GARY | Many dark corners of local government in Lake County have been home to corrupt public officials over the years, and Calumet Township is no exception.
Will Smith Jr., who worked from 1997 to 2001 as a township assistant deputy earning an annual salary of $26,288, was convicted in 2007 by a federal jury in Hammond for filing a false income tax return as part a tax avoidance scheme unrelated to his township work. He served a 15-month sentence.
Ezell Cooper, who was as a claims fraud investigator for the township between 1989 to 2005, pleaded guilty in 1990 to embezzling money from the United Steelworkers Union Local 1014 while he was its financial secretary. Cooper received probation.
Both Smith and Cooper worked for Dozier Allen Jr., who had served 32 years as trustee. Federal authorities investigated Allen himself on more than one occasion.

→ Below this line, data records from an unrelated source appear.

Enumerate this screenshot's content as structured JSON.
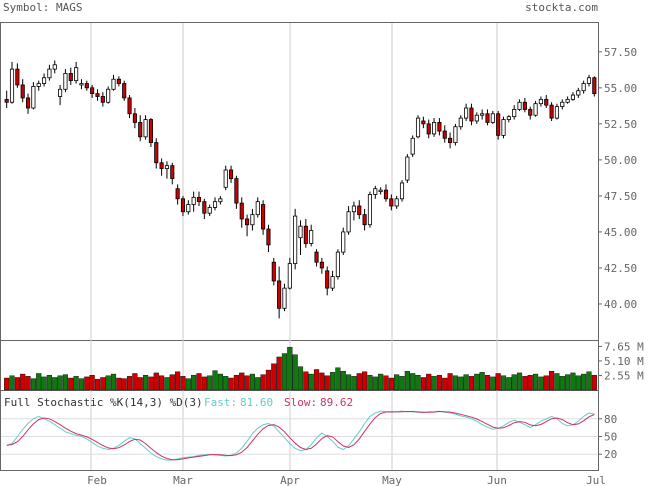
{
  "header": {
    "symbol_text": "Symbol: MAGS",
    "brand": "stockta.com"
  },
  "chart_data": {
    "type": "candlestick",
    "x_axis": {
      "ticks": [
        "Feb",
        "Mar",
        "Apr",
        "May",
        "Jun",
        "Jul"
      ]
    },
    "price": {
      "ylim": [
        37.5,
        59.5
      ],
      "ticks": [
        "57.50",
        "55.00",
        "52.50",
        "50.00",
        "47.50",
        "45.00",
        "42.50",
        "40.00"
      ],
      "candles": [
        [
          54.2,
          54.8,
          53.6,
          54.0
        ],
        [
          54.0,
          56.8,
          53.9,
          56.3
        ],
        [
          56.3,
          56.7,
          55.0,
          55.2
        ],
        [
          55.2,
          55.6,
          54.0,
          54.3
        ],
        [
          54.3,
          54.6,
          53.2,
          53.6
        ],
        [
          53.6,
          55.4,
          53.5,
          55.1
        ],
        [
          55.1,
          55.5,
          54.8,
          55.3
        ],
        [
          55.3,
          56.0,
          55.1,
          55.7
        ],
        [
          55.7,
          56.6,
          55.5,
          56.3
        ],
        [
          56.3,
          56.9,
          56.0,
          56.6
        ],
        [
          54.4,
          55.2,
          53.8,
          54.9
        ],
        [
          54.9,
          56.3,
          54.7,
          56.0
        ],
        [
          56.0,
          56.4,
          55.2,
          55.5
        ],
        [
          55.5,
          56.8,
          55.3,
          56.4
        ],
        [
          55.2,
          55.6,
          54.9,
          55.3
        ],
        [
          55.3,
          55.5,
          54.8,
          55.0
        ],
        [
          55.0,
          55.2,
          54.3,
          54.6
        ],
        [
          54.6,
          54.9,
          54.1,
          54.4
        ],
        [
          54.4,
          54.7,
          53.7,
          54.0
        ],
        [
          54.0,
          55.1,
          53.9,
          54.9
        ],
        [
          54.9,
          55.9,
          54.8,
          55.6
        ],
        [
          55.6,
          55.8,
          55.1,
          55.3
        ],
        [
          55.3,
          55.5,
          54.1,
          54.3
        ],
        [
          54.3,
          54.5,
          52.9,
          53.2
        ],
        [
          53.2,
          53.6,
          52.2,
          52.6
        ],
        [
          52.6,
          53.1,
          51.3,
          51.6
        ],
        [
          51.6,
          53.1,
          51.4,
          52.8
        ],
        [
          52.8,
          52.9,
          50.9,
          51.2
        ],
        [
          51.2,
          51.5,
          49.4,
          49.8
        ],
        [
          49.8,
          50.1,
          48.9,
          49.4
        ],
        [
          49.4,
          49.9,
          48.7,
          49.6
        ],
        [
          49.6,
          49.8,
          48.3,
          48.7
        ],
        [
          48.0,
          48.3,
          46.9,
          47.3
        ],
        [
          47.3,
          47.5,
          46.1,
          46.4
        ],
        [
          46.4,
          47.2,
          46.2,
          46.9
        ],
        [
          46.9,
          47.8,
          46.4,
          47.4
        ],
        [
          47.4,
          47.8,
          46.8,
          47.1
        ],
        [
          47.1,
          47.3,
          45.9,
          46.3
        ],
        [
          46.3,
          46.9,
          46.1,
          46.7
        ],
        [
          46.7,
          47.4,
          46.5,
          47.1
        ],
        [
          47.1,
          47.5,
          46.9,
          47.3
        ],
        [
          48.1,
          49.6,
          47.9,
          49.3
        ],
        [
          49.3,
          49.6,
          48.4,
          48.7
        ],
        [
          48.7,
          48.9,
          46.6,
          47.0
        ],
        [
          47.0,
          47.4,
          45.3,
          45.9
        ],
        [
          45.9,
          46.2,
          44.7,
          45.5
        ],
        [
          45.5,
          46.6,
          45.1,
          46.2
        ],
        [
          46.2,
          47.4,
          46.0,
          47.1
        ],
        [
          46.9,
          47.2,
          44.8,
          45.2
        ],
        [
          45.2,
          45.5,
          43.6,
          44.1
        ],
        [
          42.9,
          43.2,
          41.3,
          41.6
        ],
        [
          41.6,
          42.6,
          39.0,
          39.7
        ],
        [
          39.7,
          41.4,
          39.5,
          41.1
        ],
        [
          41.1,
          43.2,
          41.0,
          42.8
        ],
        [
          42.8,
          46.6,
          42.4,
          46.1
        ],
        [
          44.6,
          45.8,
          43.4,
          45.4
        ],
        [
          45.4,
          45.9,
          43.9,
          44.2
        ],
        [
          44.2,
          45.5,
          44.0,
          45.1
        ],
        [
          43.6,
          43.8,
          42.6,
          42.9
        ],
        [
          42.9,
          43.2,
          42.1,
          42.5
        ],
        [
          42.3,
          42.6,
          40.6,
          41.1
        ],
        [
          41.1,
          42.3,
          40.9,
          41.9
        ],
        [
          41.9,
          43.8,
          41.7,
          43.6
        ],
        [
          43.6,
          45.3,
          43.4,
          45.0
        ],
        [
          45.0,
          46.8,
          44.8,
          46.4
        ],
        [
          46.4,
          47.1,
          45.8,
          46.8
        ],
        [
          46.8,
          47.2,
          45.9,
          46.2
        ],
        [
          46.2,
          46.6,
          45.1,
          45.5
        ],
        [
          45.5,
          47.8,
          45.3,
          47.6
        ],
        [
          47.6,
          48.2,
          47.3,
          48.0
        ],
        [
          47.8,
          48.1,
          47.6,
          47.9
        ],
        [
          47.9,
          48.3,
          47.1,
          47.3
        ],
        [
          47.3,
          47.6,
          46.5,
          46.8
        ],
        [
          46.8,
          47.5,
          46.6,
          47.3
        ],
        [
          47.3,
          48.6,
          47.1,
          48.4
        ],
        [
          48.6,
          50.4,
          48.4,
          50.2
        ],
        [
          50.4,
          51.7,
          50.2,
          51.5
        ],
        [
          51.6,
          53.1,
          51.5,
          52.9
        ],
        [
          52.7,
          53.0,
          52.2,
          52.5
        ],
        [
          52.5,
          52.8,
          51.5,
          51.8
        ],
        [
          51.8,
          52.9,
          51.6,
          52.6
        ],
        [
          52.6,
          52.9,
          51.7,
          52.0
        ],
        [
          52.0,
          52.4,
          51.2,
          51.5
        ],
        [
          51.5,
          51.9,
          50.8,
          51.2
        ],
        [
          51.2,
          52.5,
          51.0,
          52.3
        ],
        [
          52.3,
          53.1,
          52.1,
          52.9
        ],
        [
          52.9,
          53.9,
          52.7,
          53.6
        ],
        [
          53.6,
          53.9,
          52.4,
          52.7
        ],
        [
          52.7,
          53.3,
          52.5,
          53.1
        ],
        [
          53.1,
          53.5,
          52.8,
          53.2
        ],
        [
          53.2,
          53.5,
          52.4,
          52.6
        ],
        [
          52.6,
          53.4,
          52.5,
          53.2
        ],
        [
          53.2,
          53.4,
          51.4,
          51.7
        ],
        [
          51.7,
          53.0,
          51.5,
          52.8
        ],
        [
          52.8,
          53.1,
          52.6,
          53.0
        ],
        [
          53.0,
          53.8,
          52.8,
          53.5
        ],
        [
          53.5,
          54.2,
          53.4,
          54.0
        ],
        [
          54.0,
          54.3,
          53.3,
          53.5
        ],
        [
          53.5,
          53.7,
          52.8,
          53.1
        ],
        [
          53.1,
          54.1,
          53.0,
          53.9
        ],
        [
          53.9,
          54.4,
          53.7,
          54.2
        ],
        [
          54.2,
          54.5,
          53.6,
          53.8
        ],
        [
          53.8,
          54.0,
          52.7,
          52.9
        ],
        [
          52.9,
          53.9,
          52.8,
          53.7
        ],
        [
          53.7,
          54.2,
          53.5,
          54.0
        ],
        [
          54.0,
          54.4,
          53.9,
          54.2
        ],
        [
          54.2,
          54.7,
          54.1,
          54.5
        ],
        [
          54.5,
          55.0,
          54.3,
          54.8
        ],
        [
          54.8,
          55.5,
          54.6,
          55.3
        ],
        [
          55.3,
          55.9,
          55.1,
          55.7
        ],
        [
          55.7,
          55.8,
          54.4,
          54.6
        ]
      ]
    },
    "volume": {
      "unit": "M",
      "ticks": [
        "7.65 M",
        "5.10 M",
        "2.55 M"
      ],
      "ylim": [
        0,
        8.6
      ],
      "values": [
        2.1,
        2.5,
        2.2,
        2.8,
        2.4,
        2.0,
        2.9,
        2.3,
        2.6,
        2.2,
        2.5,
        2.7,
        2.1,
        2.4,
        2.0,
        2.3,
        2.6,
        1.9,
        2.2,
        2.5,
        2.8,
        2.1,
        2.0,
        2.4,
        2.9,
        2.2,
        2.6,
        2.3,
        3.0,
        2.5,
        2.2,
        2.7,
        3.2,
        2.4,
        2.0,
        2.6,
        2.9,
        2.3,
        2.5,
        3.4,
        2.8,
        2.4,
        2.1,
        2.6,
        3.0,
        2.5,
        2.8,
        2.2,
        2.7,
        3.5,
        4.6,
        5.8,
        6.4,
        7.5,
        6.2,
        4.1,
        3.2,
        2.8,
        3.6,
        3.0,
        2.5,
        3.1,
        3.9,
        3.3,
        2.7,
        2.4,
        2.9,
        3.2,
        2.6,
        2.3,
        2.8,
        2.5,
        2.1,
        2.7,
        2.4,
        3.3,
        2.9,
        2.6,
        2.2,
        2.8,
        2.4,
        2.6,
        2.1,
        2.9,
        2.5,
        2.3,
        2.7,
        2.4,
        2.8,
        3.1,
        2.6,
        2.3,
        2.9,
        2.5,
        2.2,
        2.7,
        3.0,
        2.4,
        2.6,
        2.8,
        2.3,
        2.5,
        3.3,
        2.9,
        2.4,
        2.7,
        3.0,
        2.5,
        2.8,
        3.2,
        2.6
      ]
    },
    "stochastic": {
      "title": "Full Stochastic %K(14,3) %D(3)",
      "fast_label": "Fast:",
      "fast_value": "81.60",
      "slow_label": "Slow:",
      "slow_value": "89.62",
      "ylim": [
        0,
        100
      ],
      "ticks": [
        "80",
        "50",
        "20"
      ],
      "fast_color": "#66cccc",
      "slow_color": "#cc3366",
      "k_values": [
        35,
        38,
        50,
        62,
        72,
        80,
        84,
        80,
        76,
        70,
        64,
        58,
        55,
        52,
        50,
        46,
        40,
        34,
        30,
        28,
        30,
        35,
        42,
        48,
        46,
        38,
        30,
        22,
        16,
        12,
        10,
        10,
        12,
        14,
        15,
        16,
        18,
        19,
        20,
        19,
        18,
        17,
        18,
        22,
        30,
        42,
        55,
        64,
        70,
        72,
        68,
        58,
        48,
        38,
        30,
        26,
        28,
        36,
        48,
        56,
        50,
        42,
        32,
        28,
        34,
        46,
        58,
        72,
        84,
        90,
        93,
        92,
        91,
        92,
        93,
        92,
        92,
        91,
        90,
        92,
        92,
        93,
        91,
        90,
        88,
        85,
        83,
        80,
        76,
        70,
        66,
        62,
        64,
        68,
        74,
        78,
        74,
        70,
        65,
        70,
        76,
        80,
        84,
        80,
        72,
        68,
        70,
        76,
        84,
        90,
        88
      ]
    }
  }
}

The U.S. Attorney's office alleged Allen was suspected of filching more than $63,000 between 1998 and 2000 from a state grant meant to move township residents off welfare. In 2000, Allen bought a new Ford F-250 truck and then sold it eight months later to the township for $24,950 in an apparent conflict of interest. No charges were ever filed over those matters though.
The U.S. Attorney's office did charge Allen and three of his closest former deputies five years after voters removed him from office, indicting Allen and his former deputies on charges of defrauding the township in connection with another state grant of public money.
Allen's charges originated at a time when Indiana was in danger of losing $15 million in federal job training grants unless the state could obtain township assistance records proving the severity of local unemployment and poverty.
While other township trustees gave state officials the needed data, Allen insisted the state pay for his information. The state agreed to do so on condition he prove the money was used to reimburse his employees for the extra work to satisfy the state's information needs.
Allen never provided proof of his staff's extra work, and federal prosecutors said it was later discovered that Winfo Data Systems -- a longtime information technology contractor for the county -- was able to produce the information the state needed with only a few key strokes.
Nevertheless, Allen's administration billed the state, and "instead of directing this money to the office, the defendants pocketed the bounty themselves. The defendants did nothing to earn these spoils," the 7th U.S. Circuit Court of Appeals wrote recently after reviewing and affirming Allen's public corruption conviction.
Federal prosecutors said Allen pocketed $28,000, while township employees Wanda Joshua received $51,000, Ann Marie Karras received $38,000 and Albert Young Jr. received $26,000 from the grant.
The appeals court noted Allen's scheme unraveled when Lake County Commissioner Roosevelt Allen -- Dozier Allen's second cousin and a township board member at the time -- publicly questioned whether Dozier Allen had the authority to pay himself more money than his annual salary. The State Board of Accounts then investigated.
Defense lawyers argued the payments were legal and above-board, but a jury found otherwise. Dozier Allen served an 18-month sentence.